Por ti não morrerei

maio 06, 2019

O amor não é feito de sacrifícios, mas de prazer. Estranha lógica a que faz o amor se relacionar à morte, Eros a Tânatos, o prazer a dor e quanto mais dor, mais prazer, mais amor. Estranha porque desequilibrada, desequilibrando-se, buscando constantemente se equilibrar, no limite, fazendo da maior dor, do maior sacrifício, da maior morte o maior prazer, o maior amor. Pois quanto maior a dor, maior o sacrifício, maior a morte e, segundo esta estranha lógica, maior o amor...

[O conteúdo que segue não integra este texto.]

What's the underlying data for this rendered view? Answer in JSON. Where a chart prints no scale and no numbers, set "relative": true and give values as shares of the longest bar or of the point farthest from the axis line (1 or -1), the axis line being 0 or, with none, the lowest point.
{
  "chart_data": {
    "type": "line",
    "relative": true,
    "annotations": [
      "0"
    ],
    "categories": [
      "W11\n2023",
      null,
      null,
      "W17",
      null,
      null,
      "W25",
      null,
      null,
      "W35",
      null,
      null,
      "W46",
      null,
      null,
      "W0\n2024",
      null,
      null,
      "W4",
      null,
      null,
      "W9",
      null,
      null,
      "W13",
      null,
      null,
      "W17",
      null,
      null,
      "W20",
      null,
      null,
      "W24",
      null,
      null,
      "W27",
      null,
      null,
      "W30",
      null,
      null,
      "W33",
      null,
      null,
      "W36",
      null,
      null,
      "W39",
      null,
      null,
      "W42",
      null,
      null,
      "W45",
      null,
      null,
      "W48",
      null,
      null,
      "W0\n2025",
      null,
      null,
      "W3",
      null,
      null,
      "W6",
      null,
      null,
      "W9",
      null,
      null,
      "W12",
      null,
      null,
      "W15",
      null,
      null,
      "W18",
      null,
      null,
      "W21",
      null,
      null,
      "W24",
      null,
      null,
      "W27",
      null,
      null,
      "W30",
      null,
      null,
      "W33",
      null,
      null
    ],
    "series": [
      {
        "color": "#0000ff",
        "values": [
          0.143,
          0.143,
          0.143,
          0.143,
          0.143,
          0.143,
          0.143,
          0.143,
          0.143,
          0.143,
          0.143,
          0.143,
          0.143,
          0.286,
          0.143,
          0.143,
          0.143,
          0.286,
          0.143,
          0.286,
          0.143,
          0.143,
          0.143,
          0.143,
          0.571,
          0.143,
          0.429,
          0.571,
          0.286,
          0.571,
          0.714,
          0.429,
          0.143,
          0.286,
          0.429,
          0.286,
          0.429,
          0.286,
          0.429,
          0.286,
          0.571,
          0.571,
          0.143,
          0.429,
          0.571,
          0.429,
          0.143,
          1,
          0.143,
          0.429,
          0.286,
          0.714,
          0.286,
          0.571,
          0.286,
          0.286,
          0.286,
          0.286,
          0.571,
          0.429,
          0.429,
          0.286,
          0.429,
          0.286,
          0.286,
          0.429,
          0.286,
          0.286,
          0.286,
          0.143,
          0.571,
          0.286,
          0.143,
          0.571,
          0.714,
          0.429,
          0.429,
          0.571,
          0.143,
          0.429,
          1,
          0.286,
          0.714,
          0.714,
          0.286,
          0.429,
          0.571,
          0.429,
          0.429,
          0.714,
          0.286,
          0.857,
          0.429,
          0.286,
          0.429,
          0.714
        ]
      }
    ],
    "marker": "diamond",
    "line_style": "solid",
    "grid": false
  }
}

Estranha lógica, porque o que se sacrifica por amor é, no limite, o próprio amor. É o amor que morre, que começa a morrer no menor sacrifício que se faça por aquilo ou aquele que é amado, por amor. É, de fato, um amor pela morte e não pelo prazer com a vida com aquilo ou com aquele que ama, amor por amor. É um amor pela dor que é elevada ao sacrifício e às últimas consequências por aquilo ou aquele que ama. É um amor sem limites porque, no limite, é a vida que importa. É a vida o limite de todas as coisas e aquilo que nos limita constantemente e nos impele a mar, mas, pela qual, se diz muitas vezes, devemos nos sacrificar, devemos sacrificá-la, sacrificar nosso amor por ela, na vida. Uma vida, desse modo, que já nasce morta assim como o amor desde o momento em que começamos a vê-la como um sacrifício, como um penar, como um agonizar constante de forças naturais que se desfazem constantemente e que precisamos repor ou aceitar que vão, um dia, se acabar, e que tudo não passa de um longo, ou breve, penoso e doloroso caminhar para o fim, para a morte, a qual muitas vezes se diz, em sacrifício, de si, do outro, do amor, bem-vinda!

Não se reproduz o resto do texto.